# Assignment: LSTM Model for Time Series Data

In this assignment, you will be working with time series data to implement and train an LSTM model using PyTorch.
The dataset contains acceleration intensity time series data along with labels indicating vascular or heart conditions.
Your task is to complete the code in the provided Python script by filling in the missing pieces. The goal is to understand
data preprocessing, model implementation, training, and evaluation using a deep learning framework.

In [None]:
import pandas as pd
import numpy as np
import torch
from torch.utils.data import Dataset, DataLoader
import torch.nn as nn
import torch.optim as optim
from sklearn.model_selection import train_test_split
import os

## 1. Data Preparation and Standardization
Complete the `load_time_series(subjectID)` function to standardize the input time series data.

In [None]:
def load_time_series(subjectID):
    filename = f'{subjectID}_90004_0_0.csv'
    filepath = os.path.join('/content/drive/MyDrive/UNC/Lab_BIG-S2/DataDownload/UKBdownload/Acceleration_intensity_time_series_field90004/file_120960_rows_1000files/', filename)
    series = pd.read_csv(filepath, usecols=[0])
    series = series.iloc[:, 0]

    # TODO: Implement standardization (subtract mean and divide by standard deviation)
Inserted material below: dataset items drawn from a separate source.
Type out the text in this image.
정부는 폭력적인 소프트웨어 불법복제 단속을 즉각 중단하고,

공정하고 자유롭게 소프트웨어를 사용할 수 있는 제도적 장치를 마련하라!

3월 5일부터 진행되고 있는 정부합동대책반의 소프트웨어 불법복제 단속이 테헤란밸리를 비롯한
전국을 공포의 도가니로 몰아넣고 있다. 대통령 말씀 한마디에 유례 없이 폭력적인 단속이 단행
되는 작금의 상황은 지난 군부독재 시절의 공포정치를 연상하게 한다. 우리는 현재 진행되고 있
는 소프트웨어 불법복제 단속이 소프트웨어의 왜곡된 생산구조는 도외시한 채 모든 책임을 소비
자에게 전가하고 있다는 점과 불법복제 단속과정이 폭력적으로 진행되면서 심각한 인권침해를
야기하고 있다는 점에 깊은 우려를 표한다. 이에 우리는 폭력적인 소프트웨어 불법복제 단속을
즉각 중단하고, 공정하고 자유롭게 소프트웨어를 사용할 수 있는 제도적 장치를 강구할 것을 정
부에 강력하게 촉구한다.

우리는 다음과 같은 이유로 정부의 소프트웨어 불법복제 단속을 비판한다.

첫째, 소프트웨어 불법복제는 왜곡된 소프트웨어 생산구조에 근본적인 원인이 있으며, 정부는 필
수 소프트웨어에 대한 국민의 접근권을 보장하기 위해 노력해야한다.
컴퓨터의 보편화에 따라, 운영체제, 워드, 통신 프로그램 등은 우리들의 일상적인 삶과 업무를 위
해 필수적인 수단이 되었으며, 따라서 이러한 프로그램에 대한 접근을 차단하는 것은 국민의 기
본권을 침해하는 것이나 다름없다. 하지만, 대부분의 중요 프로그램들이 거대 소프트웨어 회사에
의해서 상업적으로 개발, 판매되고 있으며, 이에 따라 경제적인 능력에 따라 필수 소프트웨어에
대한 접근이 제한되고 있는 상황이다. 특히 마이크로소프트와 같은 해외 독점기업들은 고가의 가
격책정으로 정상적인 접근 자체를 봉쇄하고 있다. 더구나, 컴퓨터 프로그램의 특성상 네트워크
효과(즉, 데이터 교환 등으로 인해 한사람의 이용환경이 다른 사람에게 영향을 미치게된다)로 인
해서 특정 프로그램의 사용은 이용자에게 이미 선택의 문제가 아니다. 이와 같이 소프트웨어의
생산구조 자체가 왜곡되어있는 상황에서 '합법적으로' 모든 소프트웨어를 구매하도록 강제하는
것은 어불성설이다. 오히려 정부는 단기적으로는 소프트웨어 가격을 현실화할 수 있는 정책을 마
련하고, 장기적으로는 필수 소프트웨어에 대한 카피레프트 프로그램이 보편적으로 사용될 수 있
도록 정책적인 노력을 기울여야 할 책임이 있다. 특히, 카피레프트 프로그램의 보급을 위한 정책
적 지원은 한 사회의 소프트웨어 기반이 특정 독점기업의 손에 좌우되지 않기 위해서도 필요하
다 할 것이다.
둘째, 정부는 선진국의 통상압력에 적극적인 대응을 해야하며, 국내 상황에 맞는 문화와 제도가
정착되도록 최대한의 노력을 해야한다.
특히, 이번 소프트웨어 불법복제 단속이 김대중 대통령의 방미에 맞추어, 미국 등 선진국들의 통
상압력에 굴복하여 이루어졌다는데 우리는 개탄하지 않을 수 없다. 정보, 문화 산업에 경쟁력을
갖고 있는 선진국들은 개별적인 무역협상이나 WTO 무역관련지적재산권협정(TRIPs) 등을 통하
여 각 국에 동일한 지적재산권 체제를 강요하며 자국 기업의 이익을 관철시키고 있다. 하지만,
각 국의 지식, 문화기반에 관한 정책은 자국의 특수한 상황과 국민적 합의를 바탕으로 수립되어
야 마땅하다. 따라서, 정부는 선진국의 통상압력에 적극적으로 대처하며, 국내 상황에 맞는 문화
    ##################################################################################

    series = series.fillna(0).astype(np.float32).to_numpy()
    return series

## 2. Dataset Class
In the `TimeSeriesDataset` class, fill in the missing code to create sequences from the time series data.

In [None]:
class TimeSeriesDataset(Dataset):
    def __init__(self, dataframe, sequence_length=945, num_sequences=128):
        self.dataframe = dataframe
        self.num_sequences = num_sequences
        self.sequence_length = sequence_length

    def __getitem__(self, idx):
        row = self.dataframe.iloc[idx]
        subjectID, gender = row['subjectID'], row['gender']
        data = load_time_series(subjectID)

        # TODO: Split data into sequences of length `sequence_length`

        #############################################################

        return torch.tensor(sequences, dtype=torch.float32), torch.tensor(gender, dtype=torch.long), idx

## 3. LSTM Model Training
Implement the training loop in the `train_model` function.

In [None]:
def train_model(model, train_loader, criterion, optimizer, num_epochs=150):
    for epoch in range(num_epochs):
        model.train()
        total_loss = 0
        correct_train = 0
        total_train = 0

        # TODO: Complete the training loop

        ##################################

        train_accuracy = 100 * correct_train / total_train
        print(f'Epoch {epoch+1}, Loss: {total_loss/len(train_loader)}, Train Accuracy: {train_accuracy}%')

## 4. Evaluation
Complete the `evaluate_model` function to calculate the average loss and accuracy.

In [None]:
def evaluate_model(model, test_loader, criterion):
    model.eval()
    total_loss = 0
    total_test = 0
    correct_test = 0

    # TODO: Complete the evaluation logic

    #####################################

    test_accuracy = 100 * correct_test / total_test
    print(f'Evaluate Loss: {total_loss / len(test_loader)}, Test Accuracy: {test_accuracy}%')
    return total_loss / len(test_loader), test_accuracy

## Additional Questions
- What impact does the number of sequences (`num_sequences`) have on the performance of the LSTM model?
- How does changing the learning rate affect the model's convergence during training?